Do ponto de vista histórico, é quase certo que o profeta Jó não esteja sepultado em Chashma Ayub. De fato, existem vários locais em diferentes países que alegam abrigar seu túmulo. No próprio Usbequistão, há mais dois mausoléus com essa mesma identificação, um deles também chamado Chashma Ayub, na aldeia de Khayriabad.
Mesmo assim, o monumento guarda túmulos de figuras respeitadas da fé islâmica. O mais antigo e reverenciado é o de Hajji Hafiz Gujori, um importante teólogo, especialista no estudo dos hádices (relatos dos ensinamentos e feitos do profeta Maomé) e autor de obras históricas, que ali foi sepultado em 1022 d.C. Algumas fontes sugerem ainda que a cidade de Bucara pode ter crescido ao redor desse ponto sagrado, e que ele também teve papel na formação da antiga comunidade judaica local, conhecida como judeus bukaranos — embora essa hipótese ainda seja debatida entre estudiosos.

História da Construção

A origem do edifício remonta ao século XII, durante o reinado do governante caracânida Arslano Cã (que governou entre 1102 e 1129). Uma inscrição encontrada no local confirma que ele passou por uma grande reconstrução em 1208 ou 1209 (ano 605 da Hégira).
No entanto, a estrutura que vemos hoje é resultado principalmente das obras realizadas no final do século XIV e início do XV, durante o governo de Tamerlão e seus sucessores. Ele reutilizou e transformou o antigo santuário, dando-lhe características arquitetônicas que o tornam único na região.

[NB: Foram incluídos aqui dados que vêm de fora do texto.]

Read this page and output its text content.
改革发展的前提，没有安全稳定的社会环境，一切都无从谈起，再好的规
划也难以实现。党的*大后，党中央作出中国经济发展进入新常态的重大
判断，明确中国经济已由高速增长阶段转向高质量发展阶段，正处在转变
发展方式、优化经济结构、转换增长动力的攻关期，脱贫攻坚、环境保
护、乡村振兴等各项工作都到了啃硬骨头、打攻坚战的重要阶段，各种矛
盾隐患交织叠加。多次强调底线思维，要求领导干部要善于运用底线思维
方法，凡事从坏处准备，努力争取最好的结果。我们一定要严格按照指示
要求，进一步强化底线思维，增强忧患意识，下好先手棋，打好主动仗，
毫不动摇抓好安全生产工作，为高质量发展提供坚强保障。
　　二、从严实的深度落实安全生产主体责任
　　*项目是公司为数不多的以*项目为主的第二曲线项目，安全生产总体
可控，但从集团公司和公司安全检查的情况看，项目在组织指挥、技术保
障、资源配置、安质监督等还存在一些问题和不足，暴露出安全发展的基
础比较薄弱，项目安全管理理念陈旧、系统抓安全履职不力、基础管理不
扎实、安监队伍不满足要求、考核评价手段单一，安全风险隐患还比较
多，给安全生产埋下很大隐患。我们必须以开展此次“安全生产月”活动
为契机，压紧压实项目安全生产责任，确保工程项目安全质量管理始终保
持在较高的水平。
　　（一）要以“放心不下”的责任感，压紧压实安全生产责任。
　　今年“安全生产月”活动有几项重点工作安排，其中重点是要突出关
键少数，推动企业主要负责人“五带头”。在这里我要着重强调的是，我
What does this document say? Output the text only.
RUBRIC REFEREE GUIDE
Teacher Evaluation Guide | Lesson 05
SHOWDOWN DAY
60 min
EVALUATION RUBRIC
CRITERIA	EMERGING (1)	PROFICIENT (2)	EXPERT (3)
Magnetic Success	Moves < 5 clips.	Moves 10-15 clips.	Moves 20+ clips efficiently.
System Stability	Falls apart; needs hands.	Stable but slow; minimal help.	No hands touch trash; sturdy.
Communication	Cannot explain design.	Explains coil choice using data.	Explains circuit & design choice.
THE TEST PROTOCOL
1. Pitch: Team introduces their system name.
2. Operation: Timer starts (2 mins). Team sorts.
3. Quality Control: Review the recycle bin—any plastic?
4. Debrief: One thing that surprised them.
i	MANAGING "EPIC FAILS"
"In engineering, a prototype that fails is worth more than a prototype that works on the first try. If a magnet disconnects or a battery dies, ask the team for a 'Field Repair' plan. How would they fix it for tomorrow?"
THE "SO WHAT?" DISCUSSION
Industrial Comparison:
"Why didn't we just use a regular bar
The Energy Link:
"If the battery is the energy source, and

Arquitetura e Características

Chashma Ayub tem uma aparência austera e imponente, lembrando mais uma fortaleza do que um mausoléu tradicional. Sua planta é retangular, orientada de leste a oeste, e dividida em quatro câmaras, cada uma coberta por uma cúpula construída em períodos e estilos diferentes.
  • A cúpula principal: A mais antiga e marcante é a cúpula sobre o túmulo, erigida por ordem de Tamerlão. Ela tem formato cônico, de estilo corásmio — algo muito raro na região da Transoxiana. Acredita-se que tenha sido projetada por um arquiteto capturado por Tamerlão durante sua campanha militar de 1379 contra a cidade de Gurganje, na Corásmia, e que se inspirou no formato das tendas usadas pelos povos nômades daquela região. Por dentro, abaixo dessa cobertura externa, há uma cúpula mais recente, decorada com elementos de muqarnas (estruturas em forma de abóbadas ornamentadas), que a torna visualmente semelhante às demais cúpulas do conjunto, construídas no século XVI.
  • O poço: Fica ao lado da câmara principal. Uma inscrição em terracota, datada de 1379, marca o local, embora provavelmente tenha sido reaproveitada de uma construção anterior.
  • Entradas e fachadas: Na fachada leste ainda são visíveis vestígios de um antigo pishtaq — um portal monumental típico da arquitetura persa — ladeado por torres, o que revela que originalmente o conjunto contava com um amplo salão de entrada chamado ivã. O portal atual é mais simples e tradicional, formado por dois pilares que criam um nicho com uma semiabóbada.

Importância e Legado

Chashma Ayub representa muito mais do que um simples túmulo ou fonte de água: ele é um ponto de encontro entre lenda e história, fé e cultura. Ao longo de quase mil anos, resistiu a guerras, mudanças de governantes e transformações sociais, mantendo seu significado para peregrinos e para a população local.
Como candidato a Patrimônio Mundial, ele também simboliza a riqueza do patrimônio arquitetônico e espiritual da Ásia Central, mostrando como um mesmo espaço pode preservar tradições antigas e, ao mesmo tempo, contar a história do desenvolvimento e da vida cotidiana de uma cidade.